Complex Query Operations
- Nested Document Query: Access nested fields through dot path, such as shipping_address.city.
- Array Operations: Supports array element matching, array length calculation, in-array query, etc.
- Geospatial Query: Perform spatial query through $near/$geoWithin and other operators (requires geographic index).
- Condition Combination: QueryOptions/QueryCondition supports multi-condition AND/OR, comparison operators, regex matching, IN/NOT_IN, null judgment, etc.
Pagination and Sorting
- Provides pagination capability through FindWithPagination and FindByFieldWithPagination.
- Internally uses FindOptions' Limit/Skip to control pagination range.
- Defaults to descending by created_at, can customize sorting fields.
Transaction Processing
- Repository provides WithTransaction placeholder method, currently returns self; actual transactions need to use in upper session.
- Test cases demonstrate how to start session and create SessionContext, reserve extension points for subsequent transaction operations.

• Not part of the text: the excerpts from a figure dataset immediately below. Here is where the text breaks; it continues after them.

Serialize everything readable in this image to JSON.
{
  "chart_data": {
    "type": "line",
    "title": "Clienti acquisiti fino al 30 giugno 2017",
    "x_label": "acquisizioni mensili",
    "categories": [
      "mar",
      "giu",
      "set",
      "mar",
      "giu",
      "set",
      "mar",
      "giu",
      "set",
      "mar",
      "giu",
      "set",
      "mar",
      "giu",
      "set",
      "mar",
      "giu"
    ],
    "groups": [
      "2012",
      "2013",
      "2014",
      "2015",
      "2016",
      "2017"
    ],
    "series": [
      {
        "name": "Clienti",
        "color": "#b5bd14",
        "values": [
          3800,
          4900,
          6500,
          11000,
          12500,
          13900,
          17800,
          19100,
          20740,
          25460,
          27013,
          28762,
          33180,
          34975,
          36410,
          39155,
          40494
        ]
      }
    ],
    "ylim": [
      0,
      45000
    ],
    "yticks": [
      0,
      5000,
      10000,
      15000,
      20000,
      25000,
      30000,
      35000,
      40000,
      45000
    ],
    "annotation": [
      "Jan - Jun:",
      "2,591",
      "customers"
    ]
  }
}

Connection Configuration and Replica Set/Sharding Support
- Connection Method: Establishes connection through mongo.Connect and options.Client().ApplyURI(uri).

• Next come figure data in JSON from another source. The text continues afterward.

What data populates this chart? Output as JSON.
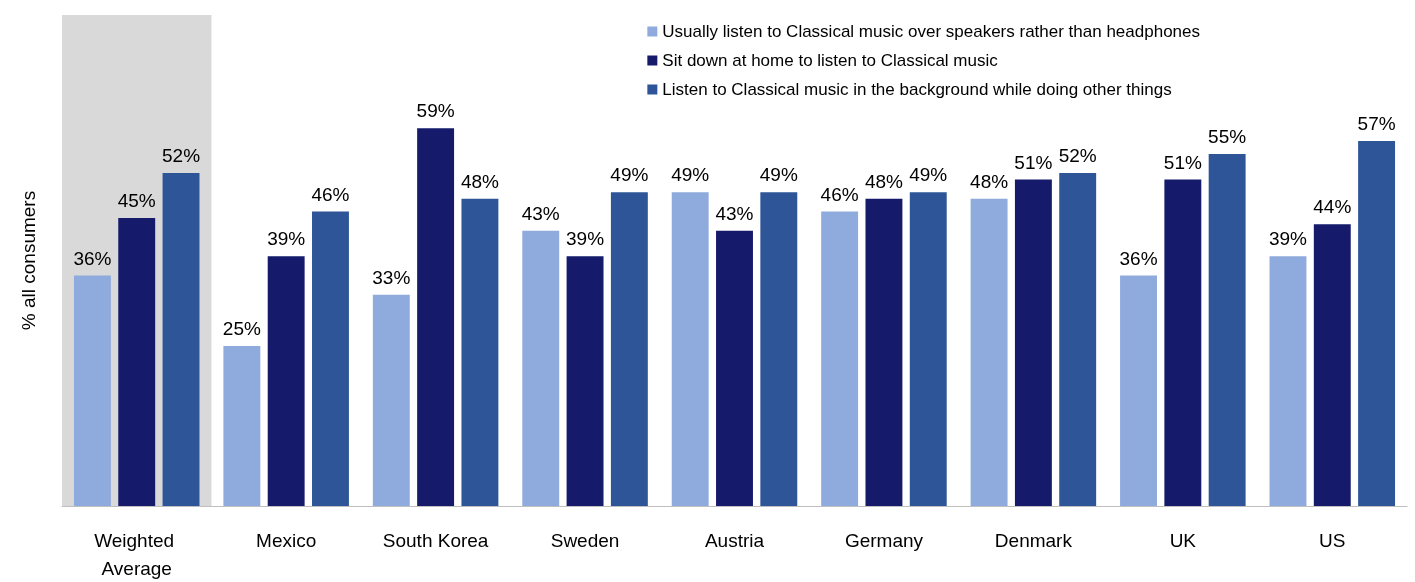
{
  "chart_data": {
    "type": "bar",
    "ylabel": "% all consumers",
    "categories": [
      "Weighted Average",
      "Mexico",
      "South Korea",
      "Sweden",
      "Austria",
      "Germany",
      "Denmark",
      "UK",
      "US"
    ],
    "series": [
      {
        "name": "Usually listen to Classical music over speakers rather than headphones",
        "color": "#8faadc",
        "values": [
          36,
          25,
          33,
          43,
          49,
          46,
          48,
          36,
          39
        ],
        "value_labels": [
          "36%",
          "25%",
          "33%",
          "43%",
          "49%",
          "46%",
          "48%",
          "36%",
          "39%"
        ]
      },
      {
        "name": "Sit down at home to listen to Classical music",
        "color": "#151a6b",
        "values": [
          45,
          39,
          59,
          39,
          43,
          48,
          51,
          51,
          44
        ],
        "value_labels": [
          "45%",
          "39%",
          "59%",
          "39%",
          "43%",
          "48%",
          "51%",
          "51%",
          "44%"
        ]
      },
      {
        "name": "Listen to Classical music in the background while doing other things",
        "color": "#2e5597",
        "values": [
          52,
          46,
          48,
          49,
          49,
          49,
          52,
          55,
          57
        ],
        "value_labels": [
          "52%",
          "46%",
          "48%",
          "49%",
          "49%",
          "49%",
          "52%",
          "55%",
          "57%"
        ]
      }
    ],
    "bands": [
      {
        "axis": "x",
        "from": "Weighted Average",
        "to": "Weighted Average",
        "color": "#d9d9d9"
      }
    ],
    "legend": "top right",
    "grid": false
  }
}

- Replica Set: URI can contain replica set name and node list, driver automatically handles master-slave switching.
- Sharded Cluster: URI can contain sharded cluster configuration, driver automatically routes to correct shard.
- Production Recommendations: Enable connection pool, timeout control, authentication and TLS; set appropriate read preference for read-only queries.
Dependency Analysis
MongoDB repository depends on entity interface and use case layer contract, while interacting with MongoDB through Go Driver; test layer uses Testcontainers to start MongoDB container for integration verification.
Performance Considerations
Optimization Recommendations
- Read-Write Separation: Set appropriate read preference for read-only queries, reduces master load.
- Index Strategy: Build single-column/composite indexes for query patterns, use text/geographic indexes when necessary.
- Aggregation Optimization: Reduce intermediate result sets, use appropriate aggregation stage order.
- Connection Pool: Reasonably configure maximum connections, idle connections and timeout, avoids connection contention.
- Monitoring and Alerting: Establish slow query and high latency alerts, regularly review hot queries.
Query Plan Analysis and Memory Usage Monitoring
- Query Plan: View execution plan through database's explain function, locate bottlenecks.
- Memory Monitoring: Observe memory usage in aggregation stages, avoids large result sets causing excessive memory peaks.
- Logging and Tracing: Record key query duration and exceptions, assists in locating problems.
Troubleshooting Guide
Common Error Types
- RepositoryError: Operation failure, entity not exists, ID empty, etc.
Common Issues
- ID Type Problem: Confirm if incoming ID is valid ObjectID or custom string.
- Query Exception: Check if QueryOptions/QueryCondition field names and operators are correct.
- Connection Problem: Confirm URI is correct, network reachable, authentication and TLS configuration correct.
- Test Environment: Use Testcontainers to start MongoDB, ensure container health and database cleanup.
Conclusion
Sparrow's MongoDB repository through generic and interface abstraction, provides unified and extensible NoSQL storage capability. Its BSON encoding/decoding, ID type handling, pagination and conditional query features meet most business scenario requirements. Combined with reasonable index and aggregation optimization, complete connection configuration and monitoring system, can run stably and efficiently in production environment.
Appendix
Entity Examples
- Task, Session demonstrate different business entity fields and behaviors.
Complex Entities
- Order/OrderItem demonstrate complete access process of nested documents and arrays.
Test Coverage
- Covers CRUD, pagination, conditional query, random sampling, transaction placeholder and complex entities.